Tu peux travailler pendant le CSP, notamment via des contrats courts ou des missions freelance. Les règles de cumul allocation/revenus s’appliquent, mais elles sont avantageuses : tu peux cumuler partiellement l’ASP avec des revenus d’activité selon des modalités similaires à l’ARE.



Le CSP est souvent l’une des meilleures choses qui peut arriver dans une situation de licenciement économique — à condition de le voir comme une opportunité et non comme un simple filet de sécurité. 12 mois pour se reconstruire, avec plus d’argent et plus d’accompagnement que le chômage classique : c’est une chance à saisir pleinement.

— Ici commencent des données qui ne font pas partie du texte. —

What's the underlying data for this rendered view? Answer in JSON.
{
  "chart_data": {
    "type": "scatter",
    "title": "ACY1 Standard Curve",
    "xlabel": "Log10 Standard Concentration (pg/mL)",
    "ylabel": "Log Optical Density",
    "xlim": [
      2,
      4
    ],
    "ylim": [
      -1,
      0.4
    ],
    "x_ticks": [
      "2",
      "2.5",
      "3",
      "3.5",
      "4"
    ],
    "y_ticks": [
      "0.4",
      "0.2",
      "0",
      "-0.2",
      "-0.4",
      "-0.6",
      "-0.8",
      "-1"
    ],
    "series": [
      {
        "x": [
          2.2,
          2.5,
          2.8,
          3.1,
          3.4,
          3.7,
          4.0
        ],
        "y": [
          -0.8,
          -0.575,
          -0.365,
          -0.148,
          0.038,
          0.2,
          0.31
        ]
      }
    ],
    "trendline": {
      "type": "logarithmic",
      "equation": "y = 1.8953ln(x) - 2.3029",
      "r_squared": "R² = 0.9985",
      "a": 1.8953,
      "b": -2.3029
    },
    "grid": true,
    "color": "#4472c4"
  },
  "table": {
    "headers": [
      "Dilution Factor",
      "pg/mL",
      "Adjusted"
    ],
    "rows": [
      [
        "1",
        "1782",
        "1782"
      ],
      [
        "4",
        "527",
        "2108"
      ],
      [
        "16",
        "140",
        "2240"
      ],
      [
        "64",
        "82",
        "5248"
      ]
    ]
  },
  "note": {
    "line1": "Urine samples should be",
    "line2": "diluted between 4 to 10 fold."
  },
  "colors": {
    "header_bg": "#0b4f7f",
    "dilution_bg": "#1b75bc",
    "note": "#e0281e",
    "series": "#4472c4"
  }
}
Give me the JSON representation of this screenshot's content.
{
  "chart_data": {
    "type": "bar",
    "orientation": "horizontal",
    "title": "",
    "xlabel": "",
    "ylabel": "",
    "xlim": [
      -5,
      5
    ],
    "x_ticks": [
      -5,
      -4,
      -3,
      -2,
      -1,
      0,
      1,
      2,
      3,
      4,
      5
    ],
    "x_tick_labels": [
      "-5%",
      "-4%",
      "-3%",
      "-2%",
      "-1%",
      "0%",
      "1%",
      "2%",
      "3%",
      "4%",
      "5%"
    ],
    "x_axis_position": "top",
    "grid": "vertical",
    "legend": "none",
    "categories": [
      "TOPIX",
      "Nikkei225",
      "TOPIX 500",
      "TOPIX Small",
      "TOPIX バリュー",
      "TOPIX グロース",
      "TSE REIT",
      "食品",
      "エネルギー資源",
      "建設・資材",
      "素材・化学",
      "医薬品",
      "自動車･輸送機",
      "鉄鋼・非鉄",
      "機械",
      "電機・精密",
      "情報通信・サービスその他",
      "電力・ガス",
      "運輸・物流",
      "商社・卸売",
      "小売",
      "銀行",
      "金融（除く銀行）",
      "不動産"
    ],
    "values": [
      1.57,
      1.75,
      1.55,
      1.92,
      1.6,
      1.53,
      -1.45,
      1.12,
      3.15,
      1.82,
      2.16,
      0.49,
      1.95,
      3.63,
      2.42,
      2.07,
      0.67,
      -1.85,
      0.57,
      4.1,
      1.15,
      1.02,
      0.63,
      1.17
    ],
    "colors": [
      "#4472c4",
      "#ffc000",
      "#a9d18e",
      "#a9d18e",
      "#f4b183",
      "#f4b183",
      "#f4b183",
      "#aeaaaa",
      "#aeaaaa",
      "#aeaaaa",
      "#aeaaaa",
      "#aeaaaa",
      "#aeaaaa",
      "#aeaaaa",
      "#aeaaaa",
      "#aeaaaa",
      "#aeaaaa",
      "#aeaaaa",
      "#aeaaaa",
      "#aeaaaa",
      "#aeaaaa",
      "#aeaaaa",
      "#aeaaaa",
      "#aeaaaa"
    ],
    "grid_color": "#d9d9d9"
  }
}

A lire aussi  CDI ou CDD : les différences concrètes et comment choisir


FAQ



Le CSP est-il proposé à tous les licenciés économiques ?


Non. Le CSP est réservé aux licenciés économiques des entreprises de moins de 1 000 salariés (ou en redressement/liquidation, quelle que soit la taille) ayant au moins 8 mois d’ancienneté et des droits à l’ARE. Dans les grandes entreprises (+1 000 salariés), c’est le congé de reclassement qui s’applique.



Peut-on créer une entreprise pendant le CSP ?


Oui. Le CSP prévoit un accompagnement spécifique pour les porteurs de projet de création ou reprise d’entreprise. Tu peux bénéficier d’un soutien adapté et conserver l’allocation pendant les démarches de création, sous certaines conditions.



Que se passe-t-il si on retrouve un emploi pendant le CSP ?


Le CSP s’arrête dès la reprise d’un CDI ou d’un CDD de plus de 6 mois. Si l’emploi retrouvé dure moins de 6 mois, tu peux reprendre le solde restant de ton CSP dans la limite des 12 mois initiaux. Les droits ARE non consommés restent disponibles après le CSP.



L’indemnité de licenciement est-elle réduite si on accepte le CSP ?


Non. L’indemnité légale de licenciement économique est maintenue intégralement, indépendamment de l’acceptation ou du refus du CSP. Le CSP ne réduit pas les indemnités auxquelles tu as droit.



Peut-on refuser le CSP et prendre l’ARE classique à la place ?


Oui. Si tu refuses le CSP dans le délai de 21 jours, tu t’inscris normalement à France Travail et tu perçois l’ARE classique (57 % du brut de référence) selon tes droits acquis. Dans presque tous les cas, cette option est moins avantageuse financièrement que le CSP.